"Progress is impossible without change, and those who cannot change their minds cannot change anything." - George Bernard Shaw
Of the 45% of us who make a resolution, 8% will fully accomplish said resolution, while 49% will experience some form of success. According to the University of Toronto Psychology professor, Peter Herman, less than 10% of us achieve full success on resolutions because we’re not ready to change. His research into New Year’s resolutions finds that people make their resolutions overly ambitious, unrealistic and out of context with their existing life.
As you’re evaluating your readiness to change, also consider reading this Forbes article, which discusses psychology researchers work on the Transtheoretical Model of Change, which charts 5 essential stages one goes through when reshaping behavior.

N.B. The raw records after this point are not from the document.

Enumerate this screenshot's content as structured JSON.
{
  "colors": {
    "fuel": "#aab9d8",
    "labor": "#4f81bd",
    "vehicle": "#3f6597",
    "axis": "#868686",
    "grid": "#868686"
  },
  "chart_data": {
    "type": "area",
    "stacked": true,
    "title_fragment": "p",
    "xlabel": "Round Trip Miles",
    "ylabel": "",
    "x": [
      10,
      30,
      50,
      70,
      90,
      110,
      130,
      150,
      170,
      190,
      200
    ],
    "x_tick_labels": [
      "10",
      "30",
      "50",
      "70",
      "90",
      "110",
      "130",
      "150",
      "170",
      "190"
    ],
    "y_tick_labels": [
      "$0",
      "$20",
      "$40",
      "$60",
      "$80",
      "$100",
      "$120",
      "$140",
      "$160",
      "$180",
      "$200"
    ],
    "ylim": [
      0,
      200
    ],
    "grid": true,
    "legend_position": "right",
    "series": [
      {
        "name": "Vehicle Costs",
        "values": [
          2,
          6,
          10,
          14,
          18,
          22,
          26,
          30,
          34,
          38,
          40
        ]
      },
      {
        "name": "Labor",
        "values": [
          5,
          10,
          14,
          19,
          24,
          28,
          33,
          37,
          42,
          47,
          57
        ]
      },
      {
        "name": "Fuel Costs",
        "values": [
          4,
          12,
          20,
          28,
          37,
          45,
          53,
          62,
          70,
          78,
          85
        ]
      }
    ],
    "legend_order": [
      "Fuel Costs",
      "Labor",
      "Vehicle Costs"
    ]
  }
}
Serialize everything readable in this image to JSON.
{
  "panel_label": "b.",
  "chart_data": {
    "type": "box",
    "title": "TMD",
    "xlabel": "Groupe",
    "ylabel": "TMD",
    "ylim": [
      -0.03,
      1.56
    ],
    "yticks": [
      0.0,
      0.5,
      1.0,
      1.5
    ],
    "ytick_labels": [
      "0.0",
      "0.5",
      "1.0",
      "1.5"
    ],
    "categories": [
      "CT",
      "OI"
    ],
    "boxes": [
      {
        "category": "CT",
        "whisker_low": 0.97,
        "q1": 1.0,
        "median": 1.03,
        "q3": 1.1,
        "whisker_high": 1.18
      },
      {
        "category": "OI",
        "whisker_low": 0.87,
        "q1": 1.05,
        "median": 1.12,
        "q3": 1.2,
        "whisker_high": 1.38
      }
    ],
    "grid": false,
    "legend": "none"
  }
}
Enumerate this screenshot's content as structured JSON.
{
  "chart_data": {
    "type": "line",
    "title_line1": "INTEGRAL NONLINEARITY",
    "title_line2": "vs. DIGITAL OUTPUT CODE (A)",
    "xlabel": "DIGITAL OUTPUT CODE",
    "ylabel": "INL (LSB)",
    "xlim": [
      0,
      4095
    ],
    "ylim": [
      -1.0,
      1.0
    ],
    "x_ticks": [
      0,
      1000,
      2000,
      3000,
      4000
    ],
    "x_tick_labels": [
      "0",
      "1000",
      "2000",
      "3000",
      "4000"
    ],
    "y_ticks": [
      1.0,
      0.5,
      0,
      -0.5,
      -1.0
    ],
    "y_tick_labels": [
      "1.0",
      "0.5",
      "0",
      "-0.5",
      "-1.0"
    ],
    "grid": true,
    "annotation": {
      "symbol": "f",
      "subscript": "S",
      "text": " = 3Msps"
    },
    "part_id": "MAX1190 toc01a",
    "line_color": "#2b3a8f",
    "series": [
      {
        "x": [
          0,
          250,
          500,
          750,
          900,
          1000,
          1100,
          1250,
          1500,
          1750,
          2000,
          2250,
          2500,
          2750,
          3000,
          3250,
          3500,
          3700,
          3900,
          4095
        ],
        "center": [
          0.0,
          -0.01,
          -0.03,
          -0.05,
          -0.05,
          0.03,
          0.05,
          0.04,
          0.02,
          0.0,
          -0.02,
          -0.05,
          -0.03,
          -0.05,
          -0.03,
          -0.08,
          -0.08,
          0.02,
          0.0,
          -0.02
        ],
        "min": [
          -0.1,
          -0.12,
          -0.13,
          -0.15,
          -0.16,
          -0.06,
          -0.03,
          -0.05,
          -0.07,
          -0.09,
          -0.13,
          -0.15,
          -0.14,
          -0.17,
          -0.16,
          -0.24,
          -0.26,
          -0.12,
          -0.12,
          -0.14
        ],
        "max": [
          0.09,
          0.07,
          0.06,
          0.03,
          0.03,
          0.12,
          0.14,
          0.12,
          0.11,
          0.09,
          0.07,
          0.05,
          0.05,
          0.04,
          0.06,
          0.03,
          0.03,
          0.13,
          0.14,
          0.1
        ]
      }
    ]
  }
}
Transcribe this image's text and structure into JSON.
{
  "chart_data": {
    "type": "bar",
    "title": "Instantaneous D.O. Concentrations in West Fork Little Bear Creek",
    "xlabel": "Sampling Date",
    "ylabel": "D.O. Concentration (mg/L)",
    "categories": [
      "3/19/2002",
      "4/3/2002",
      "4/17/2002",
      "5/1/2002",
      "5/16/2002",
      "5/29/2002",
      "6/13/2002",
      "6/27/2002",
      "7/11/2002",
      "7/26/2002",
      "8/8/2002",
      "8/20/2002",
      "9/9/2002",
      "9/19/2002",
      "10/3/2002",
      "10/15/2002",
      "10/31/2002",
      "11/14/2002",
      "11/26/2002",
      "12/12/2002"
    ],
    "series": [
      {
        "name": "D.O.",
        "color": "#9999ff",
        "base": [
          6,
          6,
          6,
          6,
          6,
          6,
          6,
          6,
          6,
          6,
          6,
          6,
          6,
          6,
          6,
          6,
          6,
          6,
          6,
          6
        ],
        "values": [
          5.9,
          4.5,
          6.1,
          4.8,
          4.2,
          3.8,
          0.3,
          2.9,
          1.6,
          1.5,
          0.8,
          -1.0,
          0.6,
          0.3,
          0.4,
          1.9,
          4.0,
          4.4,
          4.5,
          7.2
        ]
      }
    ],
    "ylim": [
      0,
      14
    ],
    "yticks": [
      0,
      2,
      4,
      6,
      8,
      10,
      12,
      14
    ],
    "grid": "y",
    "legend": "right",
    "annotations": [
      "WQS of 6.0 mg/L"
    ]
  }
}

- Precontemplation – In this stage, you don’t even see a need to change. Folks setting resolutions are past this stage already.
- Contemplation – Now you’re thinking about changing, but are not sure you can commit or do it. This is THE stage for setting soon-to-be-failing New Year’s resolutions.
- Preparation – Basically, this is the time you plan how the change happens. Lists, schedules, smaller goals, accountability build ins, etc.. . . but you’re not done yet.
- Action - Oh, sounds easy when it’s just a “stage.” But DOING the work, tapping into the daily discipline to enact the plan, is, you guessed it, an essential part of success.
- Maintenance – This is where it all goes to hell. A fair amount of people can muster the willpower to ACT for a week or two, but then it’s all too easy to reward yourself for success by suspending action. Maintaining actions and new habits is the only way to make resolutions stick.
Embracing these stages of change is an essential part of becoming the 8% that fully succeed. And while you're looking at tips for resolution success, consider this compilation of the key advice bandied about online.
- Keep the resolution realistic and manageable.
- The goal should be a positive action (walk daily) not the absence of action (lose 10 lbs).
- Make sure you enjoy the process (action stage) of the goal.
- Consider the maintenance and plan for the long term.
- Use positive reinforcement and build in rewards for small successes.
- Don’t fall prey to the All or Nothing mindset that derails so many goals. That’s just an easy out and a sign you were not ready to change.
Good luck out there and remember, if 45% of 300 million people make a resolution and 8% of those people succeed . . . that's over 10 million people that completely rock out their resolution! You CAN be one of them.